Freeform optics is also gaining increasing importance as more and more systems approach the difraction limit and become faster.  Very high speed systems that are near their diffraction limits exhibit freeform effects due to small errors in alignment.  This has led in the last couple of years to an increase in the awareness of freeform effects.  In particular, if NASA had read a paper published by my research group a couple of years ago it would have saved them 8 months of stalled head scratching with the James Webb space telescope.  What a greater awareness of freeform effects means for photographers is a refined design for manufacture methodology.  This ultimately will lead to either better or cheaper lens designs.

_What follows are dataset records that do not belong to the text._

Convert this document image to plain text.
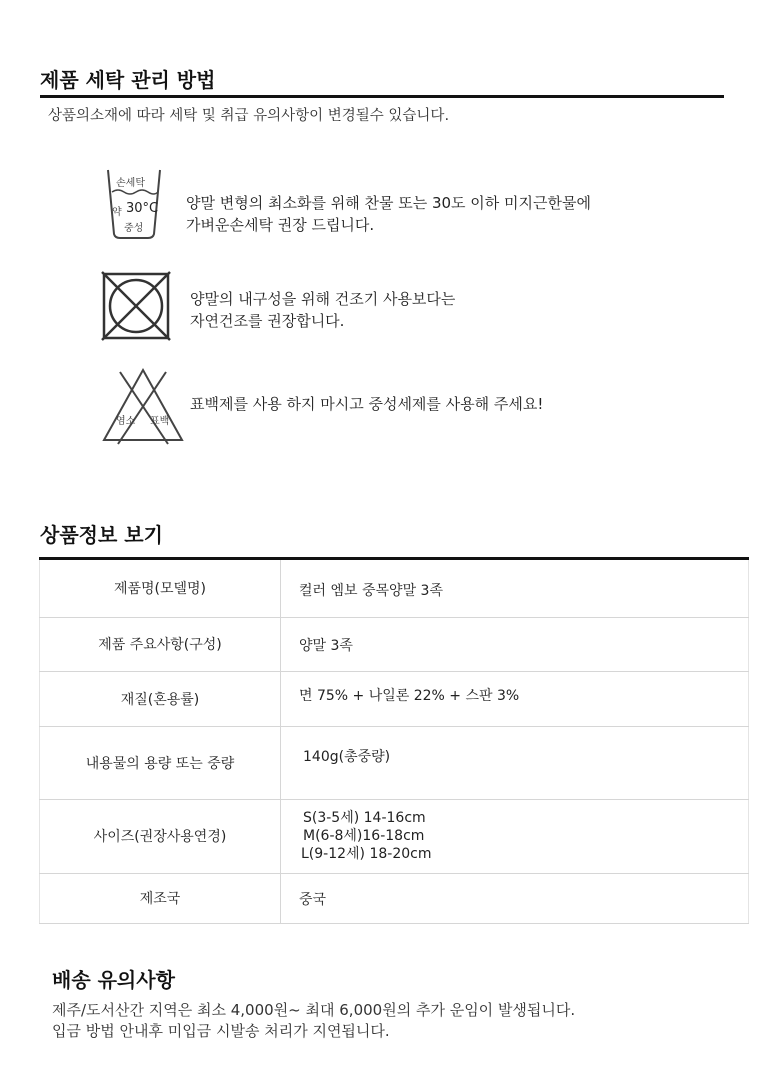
제품 세탁 관리 방법
상품의소재에 따라 세탁 및 취급 유의사항이 변경될수 있습니다.
손세탁
약 30°C
중성
양말 변형의 최소화를 위해 찬물 또는 30도 이하 미지근한물에
가벼운손세탁 권장 드립니다.
양말의 내구성을 위해 건조기 사용보다는
자연건조를 권장합니다.
염소 표백
표백제를 사용 하지 마시고 중성세제를 사용해 주세요!
상품정보 보기
제품명(모델명)	컬러 엠보 중목양말 3족

제품 주요사항(구성)	양말 3족

재질(혼용률)	면 75% + 나일론 22% + 스판 3%

내용물의 용량 또는 중량	140g(총중량)

사이즈(권장사용연경)	S(3-5세) 14-16cm
M(6-8세)16-18cm
L(9-12세) 18-20cm

제조국	중국
배송 유의사항
제주/도서산간 지역은 최소 4,000원~ 최대 6,000원의 추가 운임이 발생됩니다.
입금 방법 안내후 미입금 시발송 처리가 지연됩니다.
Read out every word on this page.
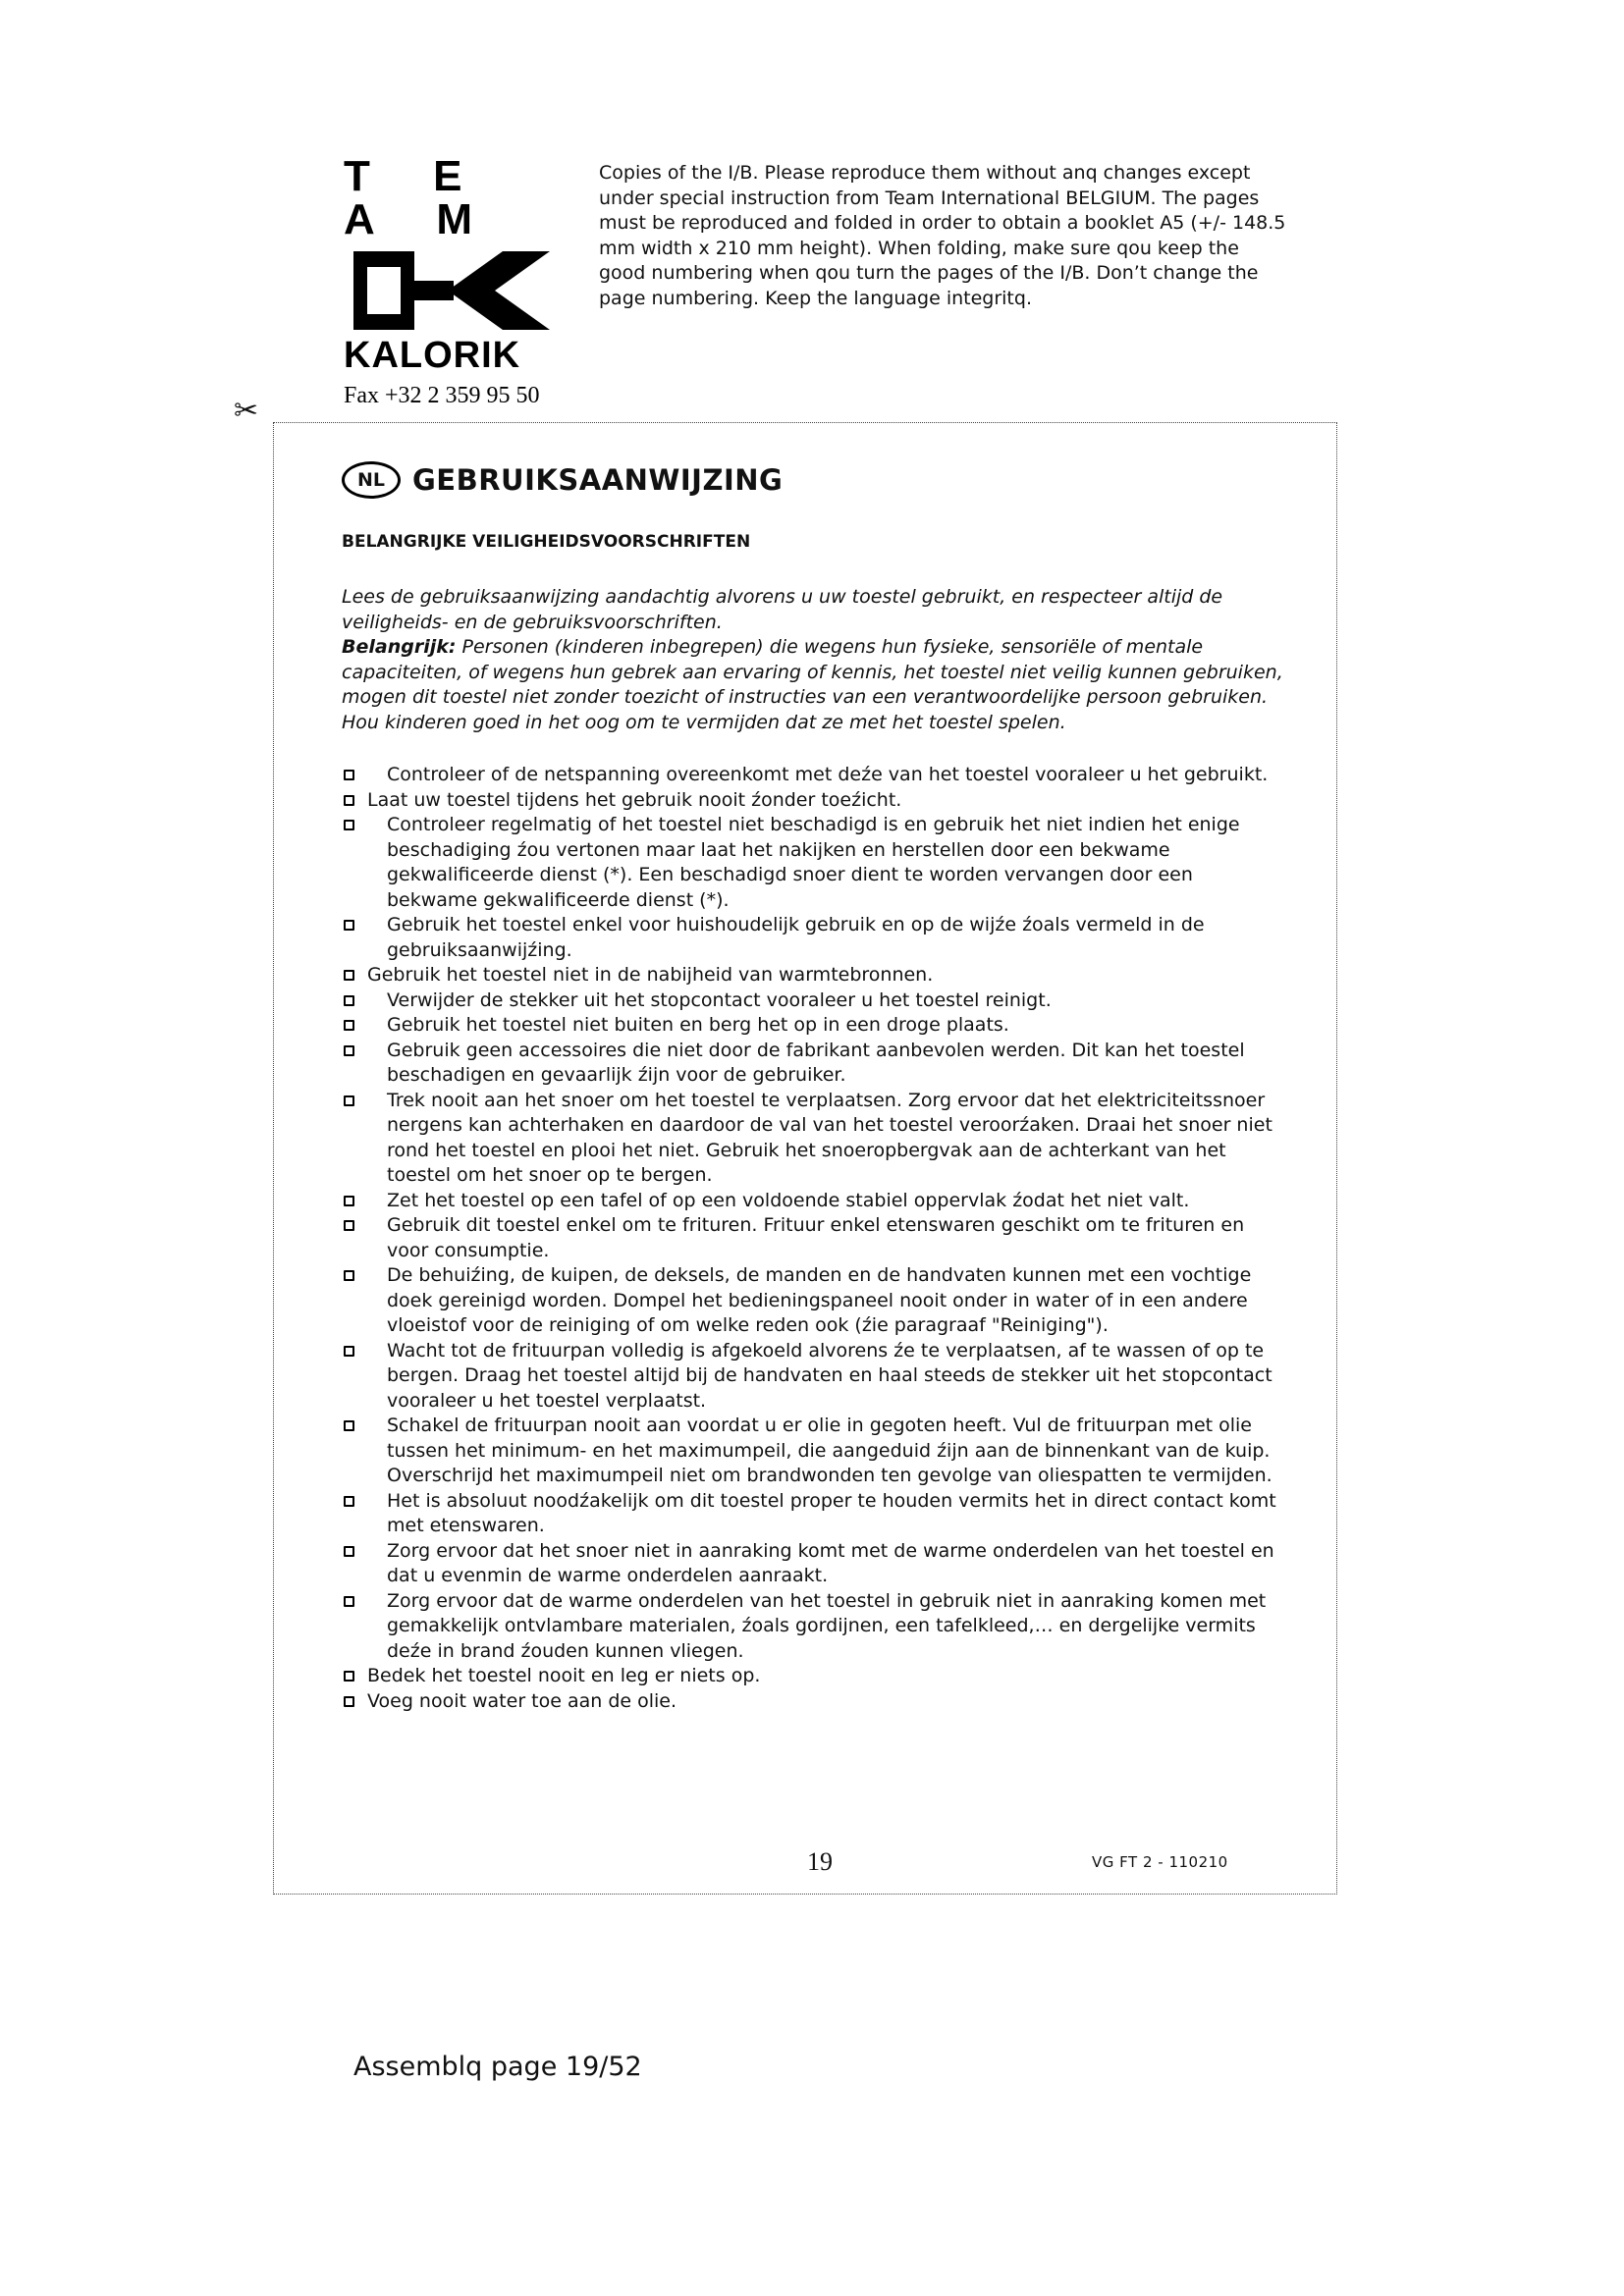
T E A M
KALORIK
Fax +32 2 359 95 50
Copies of the I/B. Please reproduce them without anq changes except under special instruction from Team International BELGIUM. The pages must be reproduced and folded in order to obtain a booklet A5 (+/- 148.5 mm width x 210 mm height). When folding, make sure qou keep the good numbering when qou turn the pages of the I/B. Don’t change the page numbering. Keep the language integritq.
✂
NL GEBRUIKSAANWIJZING
BELANGRIJKE VEILIGHEIDSVOORSCHRIFTEN

Lees de gebruiksaanwijzing aandachtig alvorens u uw toestel gebruikt, en respecteer altijd de veiligheids- en de gebruiksvoorschriften.

Belangrijk: Personen (kinderen inbegrepen) die wegens hun fysieke, sensoriële of mentale capaciteiten, of wegens hun gebrek aan ervaring of kennis, het toestel niet veilig kunnen gebruiken, mogen dit toestel niet zonder toezicht of instructies van een verantwoordelijke persoon gebruiken. Hou kinderen goed in het oog om te vermijden dat ze met het toestel spelen.

Controleer of de netspanning overeenkomt met deźe van het toestel vooraleer u het gebruikt.
Laat uw toestel tijdens het gebruik nooit źonder toeźicht.
Controleer regelmatig of het toestel niet beschadigd is en gebruik het niet indien het enige beschadiging źou vertonen maar laat het nakijken en herstellen door een bekwame gekwalificeerde dienst (*). Een beschadigd snoer dient te worden vervangen door een bekwame gekwalificeerde dienst (*).
Gebruik het toestel enkel voor huishoudelijk gebruik en op de wijźe źoals vermeld in de gebruiksaanwijźing.
Gebruik het toestel niet in de nabijheid van warmtebronnen.
Verwijder de stekker uit het stopcontact vooraleer u het toestel reinigt.
Gebruik het toestel niet buiten en berg het op in een droge plaats.
Gebruik geen accessoires die niet door de fabrikant aanbevolen werden. Dit kan het toestel beschadigen en gevaarlijk źijn voor de gebruiker.
Trek nooit aan het snoer om het toestel te verplaatsen. Zorg ervoor dat het elektriciteitssnoer nergens kan achterhaken en daardoor de val van het toestel veroorźaken. Draai het snoer niet rond het toestel en plooi het niet. Gebruik het snoeropbergvak aan de achterkant van het toestel om het snoer op te bergen.
Zet het toestel op een tafel of op een voldoende stabiel oppervlak źodat het niet valt.
Gebruik dit toestel enkel om te frituren. Frituur enkel etenswaren geschikt om te frituren en voor consumptie.
De behuiźing, de kuipen, de deksels, de manden en de handvaten kunnen met een vochtige doek gereinigd worden. Dompel het bedieningspaneel nooit onder in water of in een andere vloeistof voor de reiniging of om welke reden ook (źie paragraaf "Reiniging").
Wacht tot de frituurpan volledig is afgekoeld alvorens źe te verplaatsen, af te wassen of op te bergen. Draag het toestel altijd bij de handvaten en haal steeds de stekker uit het stopcontact vooraleer u het toestel verplaatst.
Schakel de frituurpan nooit aan voordat u er olie in gegoten heeft. Vul de frituurpan met olie tussen het minimum- en het maximumpeil, die aangeduid źijn aan de binnenkant van de kuip. Overschrijd het maximumpeil niet om brandwonden ten gevolge van oliespatten te vermijden.
Het is absoluut noodźakelijk om dit toestel proper te houden vermits het in direct contact komt met etenswaren.
Zorg ervoor dat het snoer niet in aanraking komt met de warme onderdelen van het toestel en dat u evenmin de warme onderdelen aanraakt.
Zorg ervoor dat de warme onderdelen van het toestel in gebruik niet in aanraking komen met gemakkelijk ontvlambare materialen, źoals gordijnen, een tafelkleed,… en dergelijke vermits deźe in brand źouden kunnen vliegen.
Bedek het toestel nooit en leg er niets op.
Voeg nooit water toe aan de olie.
19	VG FT 2 - 110210
Assemblq page 19/52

On a more photography-centric side of things, we see a push towards reducing the mount flange distance with mirrorless cameras.  This is good!  Design for an SLR requires that you constrain the optimizer from pushing the lens up near the sensor.  This often drives the design.  We have also seen an insurgence of curved sensor designs and patents for alternative sensor designs (i.e foveon-style or layered sensors).  These are good, as they also drive the lens design.  A curved sensor will allow designers to correct the petzval (field curvature) in a less ideal way while still achieving ideal performance.  In the mobile phone arena, this will result in an increase of the speed of a lens.  Research projects have seen lenses thin enough to fit in an a 7mm thick phone that resolve better than current phone lenses across the frame, while functioning at f/1.4, or the ability to simplify the design and include optical image stabilization in the same size while holding at f/2. 

 

Layered sensors allow the lens to be merely achromatically corrected while seeing an apochromatic level of correction in the final image, having the freedom to have the level of CA at what used to be "1-1.5px" while coming out to "~0" will allow better lens design. 

 

Welcome to IYL2015 folks, this begins the century of the photon.  Times are going to change reaal fast over the next couple of years in optics.

#7
Given what we have seen lately I am somewhat less optimistic for high quality wide-angle lenses on mirrorless cameras though (other than on MFT). It seems as if the problems are really massive here and they amplify exponentially towards larger sensors.

#8
If they change the flang distance; doesn't that mean they have to introduce a new system ? Would fuji, olympus or sony drop their current systems to do this ? I suppose fuji or olympus could try a full frame (or full frame+) system though neither have shown an inclination to do so (I think olympus would benefit the most given the gap between m4/3 and full frame is larger).

#9
The current mirrorless players are overspending on R&D right now - i.e losing money for the sake of getting out a product line or advancement quickly.  They cannot sustain their current spending indefinately,and 'starting over' with a new mount would be very poorly thought out.

 

My comment was pointed towards the shift towards mirrorless cameras from 45mm-odd flange distance SLRs to 15-20mm-odd flange mirrorless mounts. 

 

@Klaus,

 

If the designers of the wide-angles were more skilled the flange distance would not present a problem.  Rearside telecentric design eliminates any angle of incidence problems with the sensor.  The 'issue' is that that requires being smart/very well educated in lens design, and starting from scratch at first order then moving to third order and finally actually completing the design.  That doesn't fit with at least one of the constraints imposed by most of the mirrorless manufactures.

#10
I am wondering why they just don't use the lame trick of making the lenses longer - thus increasing the flange distance i.e. essentially providing a DSLR lens in a native mirrorless lens body. It feels as if Fuji is going that way to some degree - their lenses are comparatively big. I haven't verified this regarding their designs though.

 

Seems as if at least Sony is purposely sacrificing quality for smaller size/weight (in the APS-C league) - possibly in order to kill MFT from a paper spec perspective. This feels as if driven by marketing, less so engineering though.